Nope, didn't miss this at all ... have a look at my post #37 above where I said Put-Call parity for American Style Options does not hold but there is a chain of inequalities ( the boundaries you refer to )
• what produces the inequality(ies)? • are the inequalities stable? Monotonic? and then, of course, • what role for arbitrage? You're in a loop. Break out. Read something besides Hull, and see where they agree/disagree in their simplifications. Read Hull's reference list. When you don't see 100% correspondence, stop there and re-read.

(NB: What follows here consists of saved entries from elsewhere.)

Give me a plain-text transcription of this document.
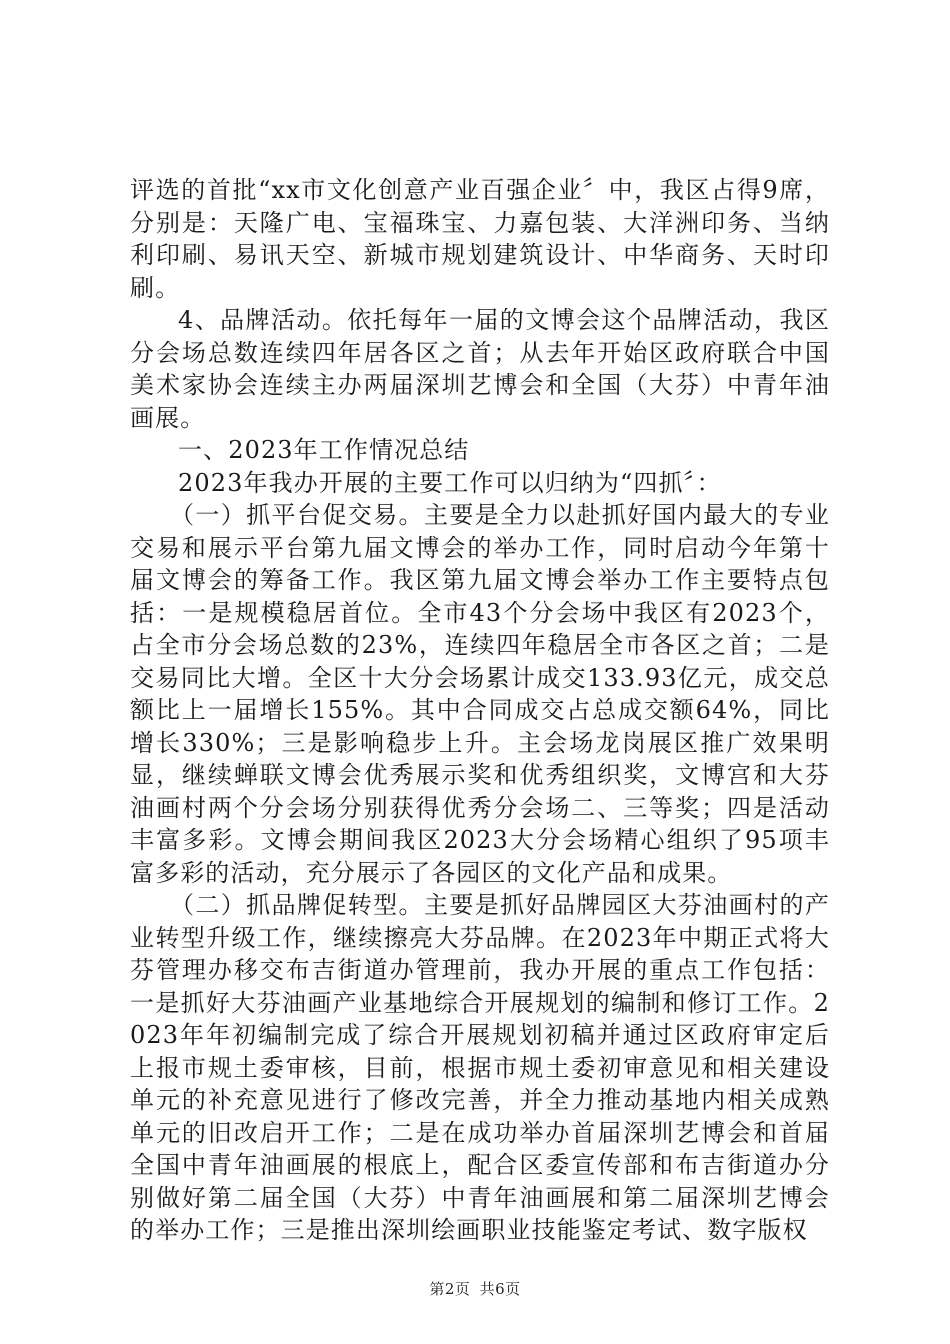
评选的首批“xx市文化创意产业百强企业〞中，我区占得9席，分别是：天隆广电、宝福珠宝、力嘉包装、大洋洲印务、当纳利印刷、易讯天空、新城市规划建筑设计、中华商务、天时印刷。

4、品牌活动。依托每年一届的文博会这个品牌活动，我区分会场总数连续四年居各区之首；从去年开始区政府联合中国美术家协会连续主办两届深圳艺博会和全国（大芬）中青年油画展。

一、2023年工作情况总结

2023年我办开展的主要工作可以归纳为“四抓〞：

（一）抓平台促交易。主要是全力以赴抓好国内最大的专业交易和展示平台第九届文博会的举办工作，同时启动今年第十届文博会的筹备工作。我区第九届文博会举办工作主要特点包括：一是规模稳居首位。全市43个分会场中我区有2023个，占全市分会场总数的23%，连续四年稳居全市各区之首；二是交易同比大增。全区十大分会场累计成交133.93亿元，成交总额比上一届增长155%。其中合同成交占总成交额64%，同比增长330%；三是影响稳步上升。主会场龙岗展区推广效果明显，继续蝉联文博会优秀展示奖和优秀组织奖，文博宫和大芬油画村两个分会场分别获得优秀分会场二、三等奖；四是活动丰富多彩。文博会期间我区2023大分会场精心组织了95项丰富多彩的活动，充分展示了各园区的文化产品和成果。

（二）抓品牌促转型。主要是抓好品牌园区大芬油画村的产业转型升级工作，继续擦亮大芬品牌。在2023年中期正式将大芬管理办移交布吉街道办管理前，我办开展的重点工作包括：一是抓好大芬油画产业基地综合开展规划的编制和修订工作。2023年年初编制完成了综合开展规划初稿并通过区政府审定后上报市规土委审核，目前，根据市规土委初审意见和相关建设单元的补充意见进行了修改完善，并全力推动基地内相关成熟单元的旧改启开工作；二是在成功举办首届深圳艺博会和首届全国中青年油画展的根底上，配合区委宣传部和布吉街道办分别做好第二届全国（大芬）中青年油画展和第二届深圳艺博会的举办工作；三是推出深圳绘画职业技能鉴定考试、数字版权

第2页 共6页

The possibility of early exercise ... but probably beyond the scope of this thread ... it would have been a much more interesting discussion to explore this issue and it's effect on option prices before the thread was hi-jacked by the put-call vigilantes who insisted put-call parity holds for American Options ... when it clearly does not ... Baozi originally asked under what circumstances might put-call parity break down .... and I simply suggested that p-c parity does not necessarily hold for American style options that allow early exercise ... the question has been asked and answered ... supported with worked examples / respected academic references ... although I doubt the vigilantes understand or accept the point ...
i would advise those interested to familiarize themselves with representation theory, in particular lie goups, matrix exponentials over C, uniqueness of primary decomposition of a three manifold and its representation in the levy characteristics for a memoryless process or quite specific generator for the sigma algebra, not too complicated here, specifically applications to hyperbolic partial differential equations. its all there already but sometimes it seems like they dont even realise the implications of the results they have proved.
sorry. it would not hold if you got delivered the underlying in the option but the forwards market was cash settled or restricted say. in general the bid ask would be so large as to make the p-c relationship impossible to arbitrage in the most liquid markets (they are usually bid well below intrinsic value say). there would be endless examples you could come up with to do with the specifics of the contract and dividends and the delivery. with non deterministic interest rates it would not hold. it probably is much more often than not not even close tbh. the majority of the pnl in a bank is from funding arbitrage so how do you margin a fwd or whatever its a mess forget it. if you have not the atm stike on the option (same strike as forard) it would not hold except under very specific measure changes so like on vix say if you did a vix forward and a call verus a put the cash position which needs to carry at some rate even if it was unique in dollars say (which its not as per above) would not hold on vix even theoretically.
Bob ... I presume that if John Hull states that "Put-Call parity does not hold for American Options" you now accept this is the case, even if you don't necessarily understand why ...
Ha, and who's this John Full? For sure some academic who doesn't understand shit about trading, har har. Does he have a youtube channel, at least?